PIÈCE D’ACTUALITÉ N° 12 : DU SALE !

Théâtre Nanterre-Amandiers

  • Date Du 5 au 7 avril 2019
  • CONCEPTION, MONTAGE ET MISE EN SCÈNE Marion Siéfert
  • CRÉÉ EN COLLABORATION AVEC, ET INTERPRÉTÉ PAR Janice Bieleu et Laetitia Kerfa aka Original Laeti
  • AVEC LES RAPS DE Original Laeti
  • COLLABORATION ARTISTIQUE Matthieu Bareyre
  • LUMIÈRES David Pasquier
  • SON Patrick Jammes
  • COSTUMES Valentine Solé
  • ACCOMPAGNEMENT PHYSIQUE ET SCÉNIQUE Caroline Lionnet
  • STAGIAIRE À LA MISE EN SCÈNE Agnès Claverie
©-Willy-Vainqueur-DSC_4230

Photo Willy Vainqueur, Matthieu Bareyre

 

A travers une habile réflexion sur l’expression spécifique de la culture rap et hip-hop, Marion Siéfert dresse le portrait d’une jeune femme revendiquant le droit à assumer les mêmes penchants sombres et malsains que ses collègues masculins.

 

On a rarement vu le plateau de la grande salle de Nanterre-Amandiers aussi nu. Il assume son ossature de cintres et de flight cases tout comme la comédienne-rappeuse Original Laeti assume qu’il n’est pas normal pour elle de se retrouver sur ce plateau au vu de son parcours. L’épure scénique nous place directement dans cette esthétique du work in progress qui va rythmer la narration de cette pièce d’actualité. Cette dernière fait partie d’un programme de commandes d’écriture du théâtre La Commune d’Aubervilliers à des artistes. La visée est un ancrage territoriale sur comment la population locale inspire leur pratique artistique. Marion Siéfert choisit de faire la part belle aux cultures urbaines du rap et du style de danse popping pour évoquer de façon crue et impactante les penchants violents et malsains de l’Homme souvent défendus aux femmes.

 

Par la biais de ce dispositif, qui met en évidence la spontanéité du matériel documentaire, la construction d’un langage propre au-delà rôles sociaux est mise en avant par la notion d’effort dans leur pratique artistique, par la recherche du « sale », du verbe sombre et impactant, que l’on sublime par le langage.
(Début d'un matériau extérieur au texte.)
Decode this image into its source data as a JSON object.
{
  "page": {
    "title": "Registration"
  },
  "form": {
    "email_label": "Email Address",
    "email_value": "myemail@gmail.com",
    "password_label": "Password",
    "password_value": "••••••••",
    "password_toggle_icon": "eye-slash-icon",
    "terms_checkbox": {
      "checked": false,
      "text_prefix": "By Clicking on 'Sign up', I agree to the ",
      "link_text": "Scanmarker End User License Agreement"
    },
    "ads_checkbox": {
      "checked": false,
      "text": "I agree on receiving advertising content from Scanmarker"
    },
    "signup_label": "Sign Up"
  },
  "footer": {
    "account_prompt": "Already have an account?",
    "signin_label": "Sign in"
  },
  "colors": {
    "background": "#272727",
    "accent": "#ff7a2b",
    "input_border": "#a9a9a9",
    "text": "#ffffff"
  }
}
La scène d’introduction est un exemple pertinent de cette progression aussi bien dans l’exécution de son rôle, que dans l’effort pour occuper son espace de vie, afin de permettre à son identité de s’épanouir  à travers le langage créé. En effet, arpentant discrètement le fond de l’immense scène vide, la danseuse Janice Bieleu déploie peu à peu sa danse dans l’espace sur fond sonore de sa respiration saccadée. Celle-ci devient un rythme en soi sur lequel la danseuse pose ses mouvements avec un plaisir assumé. La quête de sa nouvelle identité par l’art permet alors de représenter avec beaucoup de justesse le statut actuel de la rappeuse. Elle réutilise des signes stéréotypés du féminin pour les faire contraster avec le langage coupant, arrogant et fondamentalement « sale » d’un genre musical habituellement très masculinisé. Ainsi, sur le beat du tube Money de la rappeuse Cardi B, Original Laeti acène des phases sur un fantasme de domination inversée, prolongeant sa précédente tirade sur le pouvoir érotique des larmes des hommes. Ce stéréotype masculin de l’agressivité va ensuite être dénoncé de façon tout aussi provocante convoquant la figure de Lady Macbeth. Selon la rappeuse, cette dernière désire avoir l’autre sexe non pour avoir un plus grand pouvoir, mais pour obtenir l’autorisation sociale d’exprimer ses penchants malsains. Ce même « sale » que subliment bien des rappeurs est ici habilement concrétisé dans la reprise d’une chanson du rappeur belge Damso, ne changeant que quelques paroles pour dénoncer le sadisme machiste de certains hommes et ainsi se réapproprier légitimement la violence provocatrice de ces textes pour leur donner une richesse supplémentaire.

 

Du sale ! met donc en évidence la finalité possible que représente l’art dans un parcours, le don de soi offert par ce langage intime et social permettant de trouver son identité, son espace, dans la société.